In all this time, Hughes was never seen publicly. Eventually political pressure on the Governor of Nevada to ensure that the state's biggest property owner actually existed led him to call on the FBI, who concluded that they "could not guarantee that Howard Hughes is alive or that he is the man on the ninth floor of the Desert Inn." Hughes' aides then took him off codeine and valium long enough for him to endure a scripted phone call with the Governor. Many of Hughes aides were Mormons; members of the Church of Latter-Day Saints had a special role in Vegas commercial life, as their religion simultaneously ensured their probity and did not forbid them involvement in the gambling industry.

Vegas mythology encompasses so many other figures: Elvis, Hunter S Thompson, Siegfried and Roy, Don King, brain surgeon to the pugilists Lonny Hammargren (whose house has been described as "the architectural equivalent of "Fear and Loathing in Las Vegas") Vegas' glamour has seduced a new generation, as evinced from the Doug Liman films "Swingers" and "Go." The New Vegas still has the excess of the old - the billion-dollar MGM Grand, the knockoff of Manhattan that is New York New York.
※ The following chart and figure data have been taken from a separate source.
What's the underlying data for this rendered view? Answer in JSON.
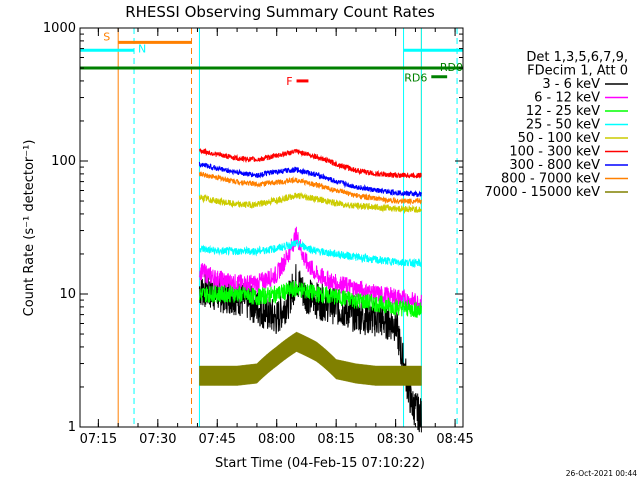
{
  "chart_data": {
    "type": "line",
    "title": "RHESSI Observing Summary Count Rates",
    "xlabel": "Start Time (04-Feb-15 07:10:22)",
    "ylabel": "Count Rate (s⁻¹ detector⁻¹)",
    "ylog": true,
    "ylim": [
      1,
      1000
    ],
    "xlim": [
      "07:10:22",
      "08:47:00"
    ],
    "x_ticks": [
      "07:15",
      "07:30",
      "07:45",
      "08:00",
      "08:15",
      "08:30",
      "08:45"
    ],
    "y_ticks": [
      "1",
      "10",
      "100",
      "1000"
    ],
    "legend_header": [
      "Det 1,3,5,6,7,9,",
      "FDecim 1, Att 0"
    ],
    "legend_position": "right",
    "data_start": "07:40:30",
    "data_end": "08:36:30",
    "series": [
      {
        "name": "3 - 6 keV",
        "color": "#000000",
        "x": [
          "07:40:30",
          "07:45",
          "07:50",
          "07:55",
          "08:00",
          "08:03",
          "08:05",
          "08:07",
          "08:10",
          "08:15",
          "08:20",
          "08:25",
          "08:30",
          "08:32",
          "08:34",
          "08:36:30"
        ],
        "y": [
          11,
          10,
          9.5,
          8,
          6.5,
          9,
          13,
          10,
          9,
          8,
          7,
          6.5,
          6,
          3,
          1.5,
          1.2
        ]
      },
      {
        "name": "6 - 12 keV",
        "color": "#ff00ff",
        "x": [
          "07:40:30",
          "07:45",
          "07:50",
          "07:55",
          "08:00",
          "08:03",
          "08:05",
          "08:07",
          "08:10",
          "08:15",
          "08:20",
          "08:25",
          "08:30",
          "08:36:30"
        ],
        "y": [
          15,
          13,
          12,
          12,
          14,
          20,
          28,
          18,
          14,
          12,
          11,
          10,
          9.5,
          8.5
        ]
      },
      {
        "name": "12 - 25 keV",
        "color": "#00ff00",
        "x": [
          "07:40:30",
          "07:45",
          "07:50",
          "07:55",
          "08:00",
          "08:05",
          "08:10",
          "08:15",
          "08:20",
          "08:25",
          "08:30",
          "08:36:30"
        ],
        "y": [
          10,
          10,
          10,
          9.5,
          10,
          11,
          10,
          9.5,
          9,
          8.5,
          8,
          7.5
        ]
      },
      {
        "name": "25 - 50 keV",
        "color": "#00ffff",
        "x": [
          "07:40:30",
          "07:45",
          "07:50",
          "07:55",
          "08:00",
          "08:05",
          "08:10",
          "08:15",
          "08:20",
          "08:25",
          "08:30",
          "08:36:30"
        ],
        "y": [
          22,
          21,
          21,
          21,
          22,
          24,
          21,
          20,
          19,
          18,
          17.5,
          17
        ]
      },
      {
        "name": "50 - 100 keV",
        "color": "#cccc00",
        "x": [
          "07:40:30",
          "07:45",
          "07:50",
          "07:55",
          "08:00",
          "08:05",
          "08:10",
          "08:15",
          "08:20",
          "08:25",
          "08:30",
          "08:36:30"
        ],
        "y": [
          53,
          50,
          47,
          47,
          51,
          55,
          52,
          48,
          46,
          45,
          44,
          43
        ]
      },
      {
        "name": "100 - 300 keV",
        "color": "#ff0000",
        "x": [
          "07:40:30",
          "07:45",
          "07:50",
          "07:55",
          "08:00",
          "08:05",
          "08:10",
          "08:15",
          "08:20",
          "08:25",
          "08:30",
          "08:36:30"
        ],
        "y": [
          120,
          112,
          105,
          102,
          110,
          118,
          108,
          95,
          85,
          80,
          78,
          78
        ]
      },
      {
        "name": "300 - 800 keV",
        "color": "#0000ff",
        "x": [
          "07:40:30",
          "07:45",
          "07:50",
          "07:55",
          "08:00",
          "08:05",
          "08:10",
          "08:15",
          "08:20",
          "08:25",
          "08:30",
          "08:36:30"
        ],
        "y": [
          95,
          88,
          82,
          78,
          83,
          86,
          79,
          70,
          64,
          60,
          58,
          56
        ]
      },
      {
        "name": "800 - 7000 keV",
        "color": "#ff8000",
        "x": [
          "07:40:30",
          "07:45",
          "07:50",
          "07:55",
          "08:00",
          "08:05",
          "08:10",
          "08:15",
          "08:20",
          "08:25",
          "08:30",
          "08:36:30"
        ],
        "y": [
          80,
          75,
          70,
          67,
          69,
          72,
          66,
          60,
          55,
          52,
          50,
          50
        ]
      },
      {
        "name": "7000 - 15000 keV",
        "color": "#808000",
        "x": [
          "07:40:30",
          "07:45",
          "07:50",
          "07:55",
          "08:00",
          "08:05",
          "08:10",
          "08:15",
          "08:20",
          "08:25",
          "08:30",
          "08:36:30"
        ],
        "y": [
          2.5,
          2.5,
          2.5,
          2.6,
          3.5,
          4.5,
          3.8,
          2.8,
          2.6,
          2.5,
          2.5,
          2.5
        ]
      }
    ],
    "flags": {
      "S": {
        "label": "S",
        "color": "#ff8000",
        "start": "07:20:00",
        "end": "07:38:30",
        "level": 780
      },
      "N": {
        "label": "N",
        "color": "#00ffff",
        "start": "07:10:22",
        "end": "07:24:00",
        "level": 680
      },
      "F": {
        "label": "F",
        "color": "#ff0000",
        "start": "08:05:00",
        "end": "08:08:00",
        "level": 400
      },
      "RD0": {
        "label": "RD0",
        "color": "#008000",
        "start": "07:10:22",
        "end": "08:47:00",
        "level": 500
      },
      "RD6": {
        "label": "RD6",
        "color": "#008000",
        "start": "08:39:00",
        "end": "08:43:00",
        "level": 430
      },
      "cyan_right": {
        "label": "",
        "color": "#00ffff",
        "start": "08:32:00",
        "end": "08:47:00",
        "level": 680
      }
    },
    "vlines": [
      {
        "time": "07:10:22",
        "color": "#00ffff",
        "style": "solid"
      },
      {
        "time": "07:20:00",
        "color": "#ff8000",
        "style": "solid"
      },
      {
        "time": "07:24:00",
        "color": "#00ffff",
        "style": "dashed"
      },
      {
        "time": "07:38:30",
        "color": "#ff8000",
        "style": "dashed"
      },
      {
        "time": "07:40:30",
        "color": "#00ffff",
        "style": "solid"
      },
      {
        "time": "08:32:00",
        "color": "#00ffff",
        "style": "solid"
      },
      {
        "time": "08:36:30",
        "color": "#ff8000",
        "style": "solid"
      },
      {
        "time": "08:36:30",
        "color": "#00ffff",
        "style": "solid"
      },
      {
        "time": "08:45:30",
        "color": "#00ffff",
        "style": "dashed"
      }
    ],
    "timestamp": "26-Oct-2021 00:44"
  }
}
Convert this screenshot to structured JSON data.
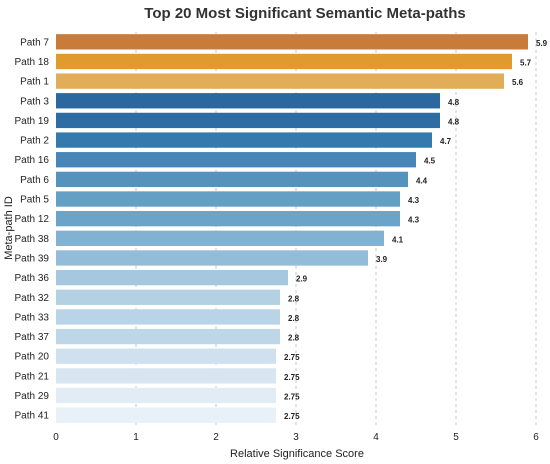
{
  "chart_data": {
    "type": "bar",
    "orientation": "horizontal",
    "title": "Top 20 Most Significant Semantic Meta-paths",
    "xlabel": "Relative Significance Score",
    "ylabel": "Meta-path ID",
    "xlim": [
      0,
      6
    ],
    "xticks": [
      "0",
      "1",
      "2",
      "3",
      "4",
      "5",
      "6"
    ],
    "grid": "x-dashed",
    "categories": [
      "Path 7",
      "Path 18",
      "Path 1",
      "Path 3",
      "Path 19",
      "Path 2",
      "Path 16",
      "Path 6",
      "Path 5",
      "Path 12",
      "Path 38",
      "Path 39",
      "Path 36",
      "Path 32",
      "Path 33",
      "Path 37",
      "Path 20",
      "Path 21",
      "Path 29",
      "Path 41"
    ],
    "values": [
      5.9,
      5.7,
      5.6,
      4.8,
      4.8,
      4.7,
      4.5,
      4.4,
      4.3,
      4.3,
      4.1,
      3.9,
      2.9,
      2.8,
      2.8,
      2.8,
      2.75,
      2.75,
      2.75,
      2.75
    ],
    "value_labels": [
      "5.9",
      "5.7",
      "5.6",
      "4.8",
      "4.8",
      "4.7",
      "4.5",
      "4.4",
      "4.3",
      "4.3",
      "4.1",
      "3.9",
      "2.9",
      "2.8",
      "2.8",
      "2.8",
      "2.75",
      "2.75",
      "2.75",
      "2.75"
    ],
    "colors": [
      "#c97c3a",
      "#e09a2e",
      "#e2ad58",
      "#2b68a0",
      "#2e6da4",
      "#3579ad",
      "#4786b6",
      "#5592bc",
      "#64a0c6",
      "#6ca4c9",
      "#82b2d2",
      "#93bcd9",
      "#a6c8df",
      "#b4d1e4",
      "#b9d4e6",
      "#bed7e8",
      "#cfe0ee",
      "#d8e6f2",
      "#e1ecf5",
      "#e8f0f8"
    ]
  }
}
The father of New Las Vegas is Steve Wynn, chairman of Mirage Resorts (and supporter of Oscar Goodman) who has transformed Vegas from the X-rated capital of gambling, prostitution and five-minute marriage into a family destination resort. The Mirage features a volcano which erupts every fifteen minutes, just the tip of the iceberg of gimmickry that has made the Las Vegas strip a sort of Nirvana of gimmickry. Oscar Goodman puts it best : "Move to Las Vegas and you never have to leave! You want New York, we have New York. You want Venice, we have Venice. You want Paris, in September, we'll have Paris." Mirage Resorts have now built the Bellagio, inspired by idealised Tuscan gentility and featuring the works of van Gogh, Renoir, Cezanne and Matisse advertised outside like the Rat Pack would be.
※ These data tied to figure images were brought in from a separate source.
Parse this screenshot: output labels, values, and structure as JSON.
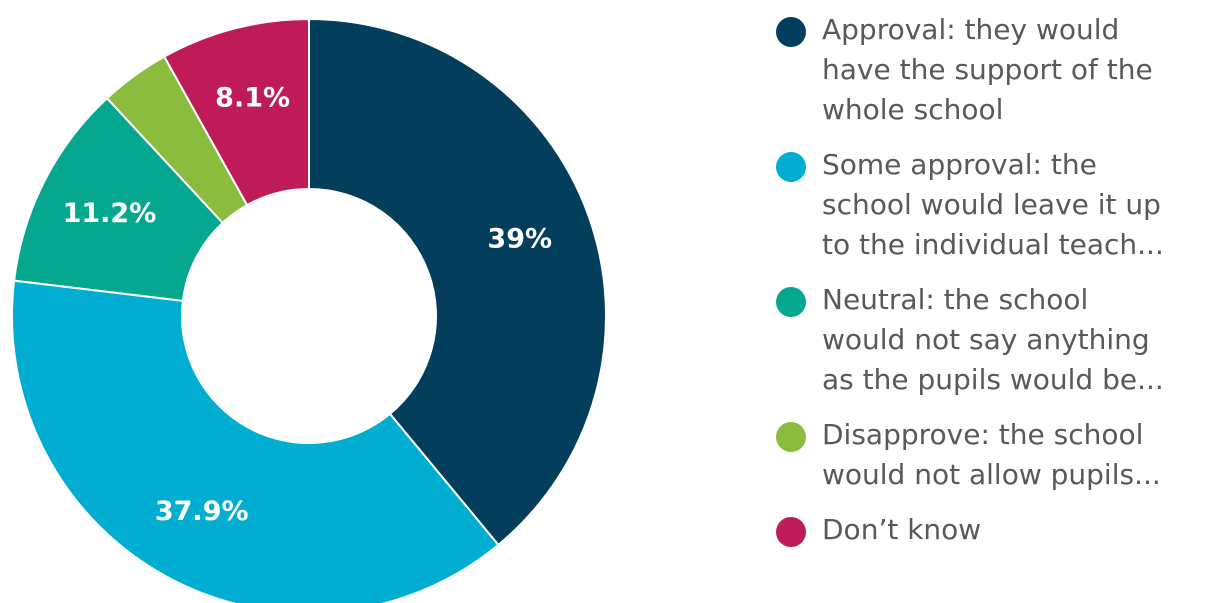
{
  "chart_data": {
    "type": "pie",
    "donut": true,
    "legend_position": "right",
    "slices": [
      {
        "label": "Approval: they would\nhave the support of the\nwhole school",
        "value": 39.0,
        "value_label": "39%",
        "color": "#033f5c"
      },
      {
        "label": "Some approval: the\nschool would leave it up\nto the individual teach...",
        "value": 37.9,
        "value_label": "37.9%",
        "color": "#01aed2"
      },
      {
        "label": "Neutral: the school\nwould not say anything\nas the pupils would be...",
        "value": 11.2,
        "value_label": "11.2%",
        "color": "#05a88f"
      },
      {
        "label": "Disapprove: the school\nwould not allow pupils...",
        "value": 3.8,
        "value_label": "",
        "color": "#8cbc3d"
      },
      {
        "label": "Don’t know",
        "value": 8.1,
        "value_label": "8.1%",
        "color": "#bf1b59"
      }
    ]
  }
}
One of the ironies of Las Vegas, often seen as the epitome of some sort of urban American philistinism, is that it has resurrected the concept of street life, missing from most American cities. The Strip, an eight-lane boulevard, is constantly thronged with pedestrians. The Strip is actually in Las Vegas County as opposed to the City, and Fremont Street, the epicentre of downtown, has tried to mount a comeback in latter years as an urban "experience"; covering over the street to make it a sort of indoor urban theme park. Las Vegas is the ultimate private-enterprise town, yet public space is thriving here. As Las Vegas strives to become respectable, one hopes it never loses its manic edge, its intoxication with spectacle, its strange beauty.